Pochi ormai a Tavernola conoscono la storia de “follo”, fino a pochi decenni fa esistente in paese.
Non so esattamente quando è stato costruito il palazzetto, ora del Comune, in cui era in funzione il follo e dove è rimasto fino agli anni settanta del secolo scorso quando nel palazzetto si era insediata l’officina meccanica di Gianni Piccin, sostituito poi dai Berta, proprietari di numerosi camion con le “pere” per il trasporto del cemento prodotto dai confinanti cementifici.
Il Berta parcheggiava i suoi camion nel grande piazzale ricavato anche con la demolizione del vecchio “Cantér” (osteria) e del campo di bocce e usava l’edificio, ingrandito e rifatto, come uffici.

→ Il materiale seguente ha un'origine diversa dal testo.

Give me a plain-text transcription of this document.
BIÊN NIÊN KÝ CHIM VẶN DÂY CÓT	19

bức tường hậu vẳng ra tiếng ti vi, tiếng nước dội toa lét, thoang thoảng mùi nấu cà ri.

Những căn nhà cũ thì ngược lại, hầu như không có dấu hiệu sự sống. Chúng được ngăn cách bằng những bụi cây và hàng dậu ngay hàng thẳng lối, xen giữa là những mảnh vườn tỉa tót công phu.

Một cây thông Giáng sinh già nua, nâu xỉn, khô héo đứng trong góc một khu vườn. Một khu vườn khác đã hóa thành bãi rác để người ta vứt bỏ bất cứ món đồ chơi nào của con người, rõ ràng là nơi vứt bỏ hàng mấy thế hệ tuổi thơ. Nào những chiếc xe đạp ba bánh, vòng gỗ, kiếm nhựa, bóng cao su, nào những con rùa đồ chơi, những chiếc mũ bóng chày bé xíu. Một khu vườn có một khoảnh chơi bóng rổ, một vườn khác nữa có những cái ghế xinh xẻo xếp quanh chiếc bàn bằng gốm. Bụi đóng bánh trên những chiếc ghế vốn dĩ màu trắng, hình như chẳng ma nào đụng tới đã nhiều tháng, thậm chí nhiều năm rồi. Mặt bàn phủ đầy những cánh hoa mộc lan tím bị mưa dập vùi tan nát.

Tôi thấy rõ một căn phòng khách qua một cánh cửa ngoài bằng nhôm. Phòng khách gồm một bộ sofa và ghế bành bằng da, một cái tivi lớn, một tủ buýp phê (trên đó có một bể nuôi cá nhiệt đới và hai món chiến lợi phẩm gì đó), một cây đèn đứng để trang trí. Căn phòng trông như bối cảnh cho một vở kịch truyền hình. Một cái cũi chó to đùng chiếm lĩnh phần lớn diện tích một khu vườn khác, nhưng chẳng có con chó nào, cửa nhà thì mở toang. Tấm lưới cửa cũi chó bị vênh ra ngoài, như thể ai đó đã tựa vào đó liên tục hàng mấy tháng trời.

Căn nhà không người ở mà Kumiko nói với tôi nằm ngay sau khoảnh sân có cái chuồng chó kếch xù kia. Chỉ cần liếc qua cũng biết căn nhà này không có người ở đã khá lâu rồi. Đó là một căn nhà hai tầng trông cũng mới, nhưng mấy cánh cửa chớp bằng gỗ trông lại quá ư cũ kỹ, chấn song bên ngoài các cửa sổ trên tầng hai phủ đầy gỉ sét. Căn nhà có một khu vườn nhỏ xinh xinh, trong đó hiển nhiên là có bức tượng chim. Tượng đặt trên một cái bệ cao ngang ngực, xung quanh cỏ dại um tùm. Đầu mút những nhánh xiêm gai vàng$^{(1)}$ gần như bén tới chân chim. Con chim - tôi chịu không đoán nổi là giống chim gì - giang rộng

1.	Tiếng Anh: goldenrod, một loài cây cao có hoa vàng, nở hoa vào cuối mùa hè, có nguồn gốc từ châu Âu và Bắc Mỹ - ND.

Quando Primo Berta improvvisamente morì, durante una visita medica, gli successe il figlio Elia, che continuò ad usare il piazzale e la palazzina esattamente come il padre, ma il complesso cementiero, nel frattempo, era stato venduto alla società francese Lafarge che, rifatto il contratto con i camionisti, non affidò più il trasporto alla ditta Berta.
Il complesso piazzale + palazzina uffici rimase quindi libero e fu acquistato dalla ditta Pezzotti di Vigolo che vi produceva anche cemento pronto per l’uso nell’apposita “officina” ricavata dalla copertura di parte del piazzale. Purtroppo però la ditta Pezzotti ebbe un rovescio economico e il complesso divenne proprietà di una Banca che lo vendette al Comune di Tavernola.
Cosa c’entra tutto questo con il “follo”?
C’entra, perché l’ultima parte della demolizione del vecchio “follo”, cioè l’acqua che dall’alto entrava nell’edificio e muoveva il “martello” di legno che “batteva” sul ferro o sui panni di lana, veniva nell’edificio dall’alto quando serviva mentre veniva lasciata scorrere sulla conduttura sopra l’arco che attraversava la strada lungolago dove si buttava con una cascata libera quando era superflua. Ora, con l’allargamento della strada, il ponte sopra l’arco è stato demolito e l’acqua che giace nel laghetto costruito da secoli scorre nel lago in una conduttura sotto l’asfalto. (Il laghetto sopra la palazzina c’è ancora ed è comunque raggiungibile dalla stradina che scende dalla provinciale per Cambianica prendendo avvio all’altezza della casa del “Cuca”).
Questo laghetto è tutto ciò che rimane del vecchio “follo” che per secoli ha sostenuto l’economia della popolazione del paese, povera in maggioranza per scarsità di terreni adatti all’allevamento delle mucche.
Mancando erba e cascine adatte alle mucche, la popolazione di Tavernola in larga parte si dedicò dunque all’allevamento di pecore. Le bambine imparavano presto a filare la lana per costruire maglie, calze e scialli per la famiglia e per dare i filati alle donne (alcune, quelle più esperte) che avevano in casa dei veri e propri telai. Queste tessevano la lana e ne facevano pezze quadrate o rettangolari irsute e spinose che poi si dovevano sottoporre alla “follatura”.